Aku memandang kepergian Malika dengan perasaan heran. Aku heran mengapa sedari dulu Malika merasa tersaingi denganku. Secara fisik jelas Malika jauh lebih menarik bagi kaum adam. Tinggi semampai bak model dengan pakaian mahal yang selalu modis. Penampilannya sempurna dari ujung rambut sampai ke ujung kaki. Make up tanpa cela, kuku yang selalu rapi tanda rajin manicure, kulit putih mulus tanpa bekas luka. She's a live Barbie.
Well... maybe because she's a doll, she has no brain. Pikirku berusaha meredakan kemarahanku yang hampir saja muncul.
Aku yang tampil sederhana dan cuek, jarang ke salon dan belum pernah sekali pun manicure seumur hidupku, dan tinggi badanku yang biasa saja, sepertinya sama sekali bukan tandingan Malika secara keelokan fisik. Apa yang Malika kuatirkan sebenarnya?
Mungkin, Malika memang masih tidak bisa terima karena Raven lebih memilih berteman dan pergi nonton denganku daripada dengan dia.

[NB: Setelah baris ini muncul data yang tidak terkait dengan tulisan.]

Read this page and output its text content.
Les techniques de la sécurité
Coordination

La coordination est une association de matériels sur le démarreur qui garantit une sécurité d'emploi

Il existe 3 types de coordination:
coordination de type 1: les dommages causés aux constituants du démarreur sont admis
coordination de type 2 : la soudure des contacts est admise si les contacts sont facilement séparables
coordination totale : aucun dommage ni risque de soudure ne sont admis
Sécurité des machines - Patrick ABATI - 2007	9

Meski peristiwa itu sudah terjadi sekian tahun yang lalu. Padahal aku hanya berteman dengan Raven. Tidak ada yang spesial di antara kami. Apalagi Raven juga sudah kuliah di Jerman sejak lulus SMA dan saat ini sedang melanjutkan S2 di sana. Aku jarang bertemu dengannya. Hanya kontak via e-mail.
Aku menghela napas berat mengingat aku harus bertemu Malika lagi saat reuni minggu depan. Aku tidak bisa membayangkan bagaimana nantinya suasana hatiku saat reuni. Mungkin lebih baik aku hanya datang sebentar lalu pulang. Aku benar-benar tidak ingin Karen yang dulu bangkit lalu menjambak rambut Malika dengan penuh amarah.
Yaa Allah... tetapkan hambaMu ini dalam kesabaran. Doaku dalam hati.
KAMU SEDANG MEMBACA
Karen dan Akhtar
ContoAku tak menyangka, ternyata kamu orangnya. Aku mencari apa yang membuatmu istimewa. Tapi aku pun tidak perlu melakukannya. Karena kamu istimewa sebegitu alaminya. Dalam pergulatan batin aku temukan bahwa ketika logika tak lagi bekerja, Allah akan tu...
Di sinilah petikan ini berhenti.